The Week That Was

1189794443Chronicling the past week via quick links and pithy commentary (Non video-taped edition).

I spy with my little eye: The Patriots do not cover themselves in glory. They do, however, make great home movies.

Bob Kraft, a rabbi and Boston Daily walk into a temple: And unintentional comedy ensues.

Doesn’t anyone remember laughter? Apparently not fans of Taylor Hicks or Chris Daugherty who continue to both frighten and amaze us with their slavish devotion to second-rate novelty acts.


Why can’t politicians understand that 9/11 isn’t about them? Bunch of donkeys, indeed.

Rachel Baker takes New York: And brings her mom along for the ride. Or was it the other way around?


Dear Silver Line: Thank you for working. Kind of sad when we praise a public transportation line for doing what it’s supposed to do.
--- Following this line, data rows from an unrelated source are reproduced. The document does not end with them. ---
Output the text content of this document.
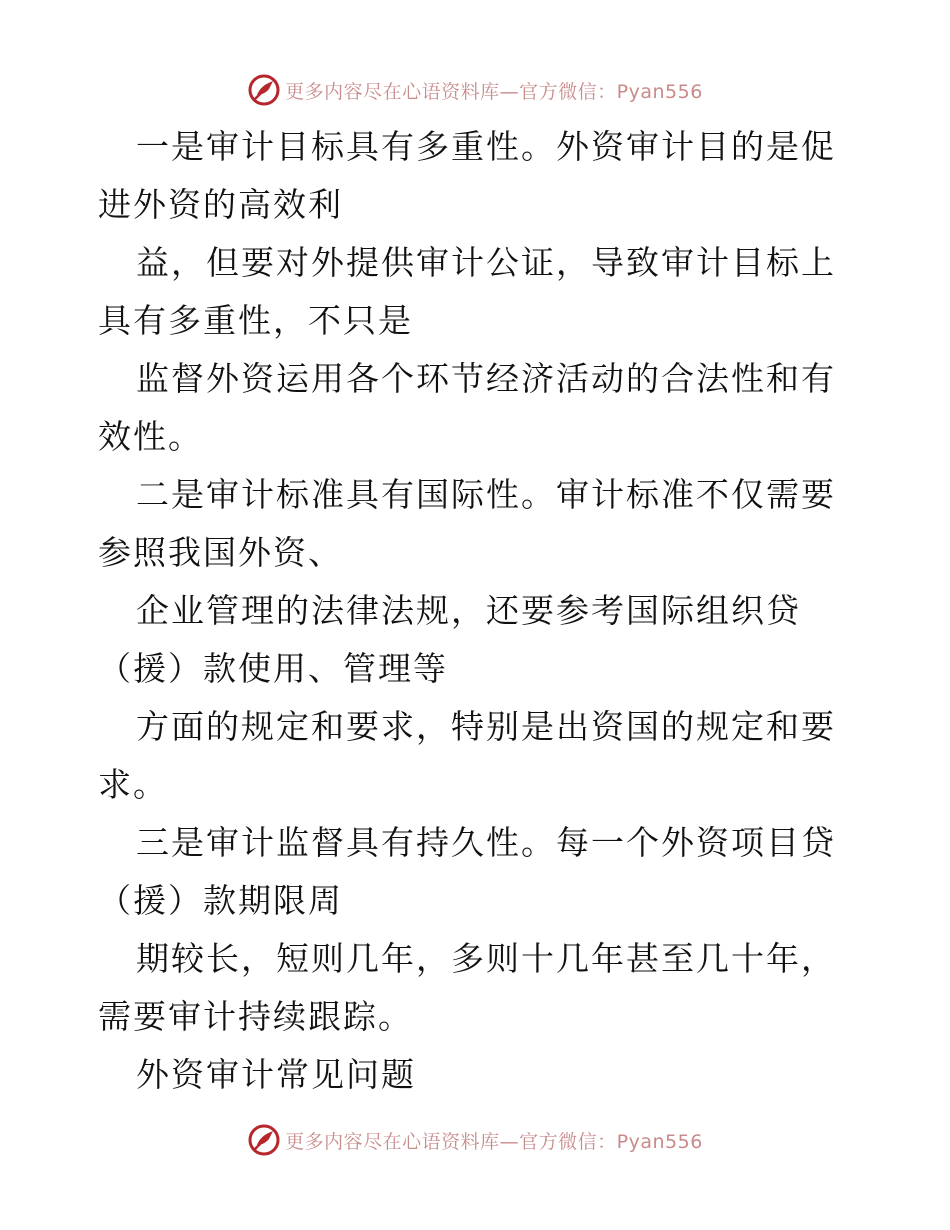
更多内容尽在心语资料库—官方微信：Pyan556

一是审计目标具有多重性。外资审计目的是促进外资的高效利

益，但要对外提供审计公证，导致审计目标上具有多重性，不只是

监督外资运用各个环节经济活动的合法性和有效性。

二是审计标准具有国际性。审计标准不仅需要参照我国外资、

企业管理的法律法规，还要参考国际组织贷（援）款使用、管理等

方面的规定和要求，特别是出资国的规定和要求。

三是审计监督具有持久性。每一个外资项目贷（援）款期限周

期较长，短则几年，多则十几年甚至几十年，需要审计持续跟踪。

外资审计常见问题

更多内容尽在心语资料库—官方微信：Pyan556
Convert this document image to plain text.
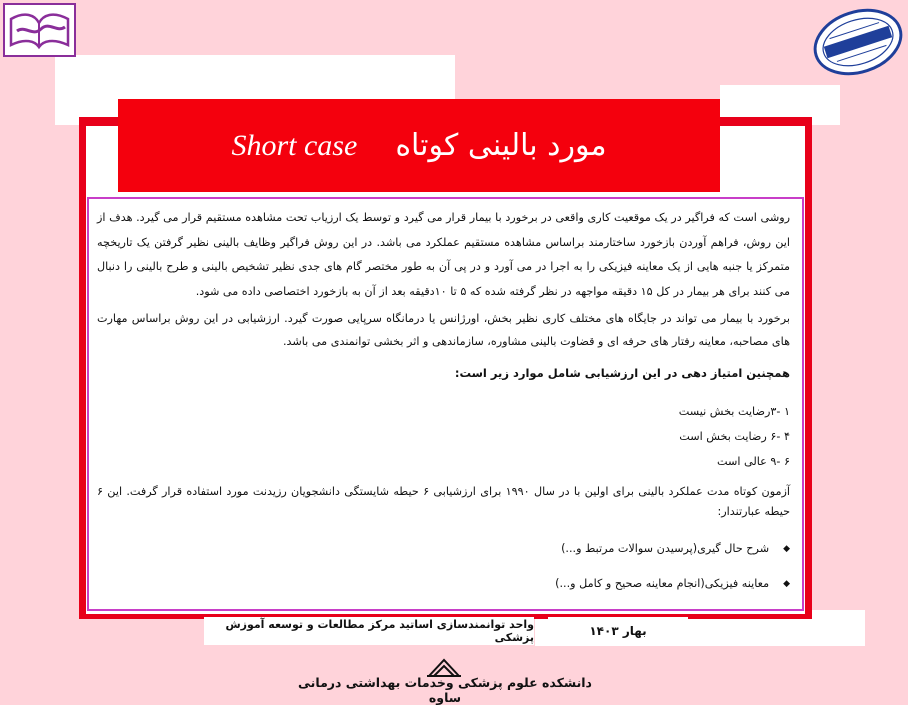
مورد بالینی کوتاه
Short case

روشی است که فراگیر در یک موقعیت کاری واقعی در برخورد با بیمار قرار می گیرد و توسط یک ارزیاب تحت مشاهده مستقیم قرار می گیرد. هدف از این روش، فراهم آوردن بازخورد ساختارمند براساس مشاهده مستقیم عملکرد می باشد. در این روش فراگیر وظایف بالینی نظیر گرفتن یک تاریخچه متمرکز یا جنبه هایی از یک معاینه فیزیکی را به اجرا در می آورد و در پی آن به طور مختصر گام های جدی نظیر تشخیص بالینی و طرح بالینی را دنبال می کنند برای هر بیمار در کل ۱۵ دقیقه مواجهه در نظر گرفته شده که ۵ تا ۱۰دقیقه بعد از آن به بازخورد اختصاصی داده می شود.

برخورد با بیمار می تواند در جایگاه های مختلف کاری نظیر بخش، اورژانس یا درمانگاه سرپایی صورت گیرد. ارزشیابی در این روش براساس مهارت های مصاحبه، معاینه رفتار های حرفه ای و قضاوت بالینی مشاوره، سازماندهی و اثر بخشی توانمندی می باشد.

همچنین امتیاز دهی در این ارزشیابی شامل موارد زیر است:
۱ -۳رضایت بخش نیست
۴ -۶ رضایت بخش است
۶ -۹ عالی است

آزمون کوتاه مدت عملکرد بالینی برای اولین با در سال ۱۹۹۰ برای ارزشیابی ۶ حیطه شایستگی دانشجویان رزیدنت مورد استفاده قرار گرفت. این ۶ حیطه عبارتندار:

◆
شرح حال گیری(پرسیدن سوالات مرتبط و...)
◆
معاینه فیزیکی(انجام معاینه صحیح و کامل و...)
واحد توانمندسازی اساتید مرکز مطالعات و توسعه آموزش پزشکی	بهار ۱۴۰۳
دانشکده علوم پزشکی وخدمات بهداشتی درمانی ساوه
Ron Borges, found: And apparently writing for the Kansas City Chiefs official website. Ouch.

Charlie Moore, actor: And ice cream impresario.

Does the Globe even care about their reputation anymore: Yet more ads disguised as articles hit the Globe about the Fenway Sports group.


Mitt Romney’s campaign continues: To make fools of themselves.

Boston Skanks, coming to a newsstand near you: It would be nice if the Globe would stop making our city such an easy mark for those literary geniuses over at Gawker.


Tom Finneran will smack his b*%#h up: We’ve said it before and we’ll say it again: Middle-aged former speakers of the house should not try to be edgy.


There is no way that man is Whitey Bulger: Because he looks just like our uncle.

Ben Affleck’s comeback temporaily delayed: But Ben will be back. In the October issue of Boston magazine.

The initial Willard Mitt Romney Worse Week Than You Award winner is: Oh, c’mon. Like you have to ask?